Die Folge: Etliche Felder mit Wintergetreide und Raps, die im Herbst ausgesät worden waren, mussten umgebrochen und neu bestellt werden. Zwar seien die Qualitäten weitgehend zufriedenstellend, jedoch deutliche Mindererträge zu verbuchen. Dieses Fazit zog Hubertus Beringmeier, Präsident des Westfälisch-Lippischen Landwirtschaftsverbandes (WLV e.V.), im Rahmen der diesjährigen Ernte-Pressekonferenz auf dem Betrieb von Stefan Vogelsang in Rheda-Wiedenbrück.
Die Auswirkungen der Witterung zeigen sich demnach insbesondere bei der Wintergerste: So haben die Betriebe in Westfalen-Lippe bei der Wintergersten-Ernte auf leichten Böden lediglich zwischen vier und sieben Tonnen pro Hektar (im Vorjahr 2023: 8,5 Tonnen/Hektar) erzielt, auf schweren Böden liegt der Hektarertrag bei acht bis neun Tonnen (im Vorjahr: 9,5 Tonnen/Hektar). „Durch die Überschwemmungen im Frühjahr mussten viele Flächen, auf denen zunächst Wintergetreide ausgesät war, umgebrochen werden, weil die Bestände nicht mehr zu retten waren.
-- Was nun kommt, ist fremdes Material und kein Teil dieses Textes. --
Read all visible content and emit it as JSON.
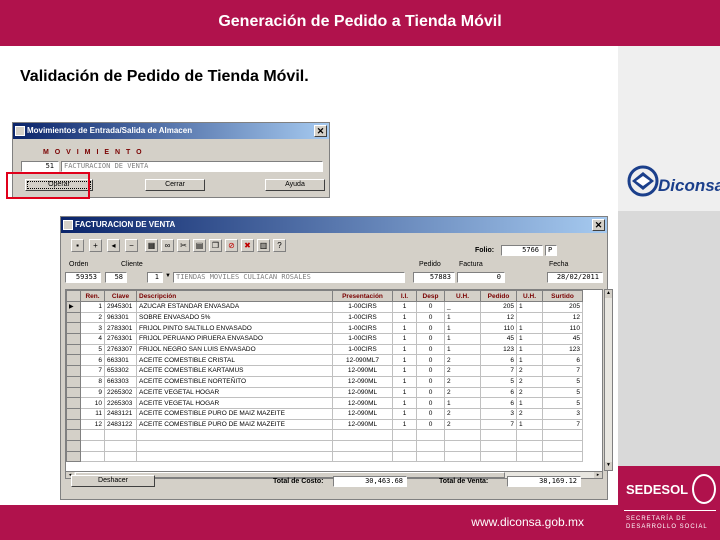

Die Betriebe haben in der Folge auf Sommergetreide oder Mais zurückgegriffen. Das ist der Grund, warum die Anbauflächen von Sommergetreide in diesem Jahr so stark angestiegen sind. Obwohl die Erträge beim Sommergetreide insgesamt zufriedenstellend waren, fallen sie doch deutlich geringer aus als beim Wintergetreide. Das macht schnell bis zu 15 Dezitonnen pro Hektar aus. Dadurch fällt die Erntebilanz 2024 beim Getreide insgesamt unterdurchschnittlich aus, Erträge und Qualitäten hängen entscheidend vom Standort ab“, bilanzierte WLV-Präsident Hubertus Beringmeier am Mittwoch in Rheda-Wiedenbrück.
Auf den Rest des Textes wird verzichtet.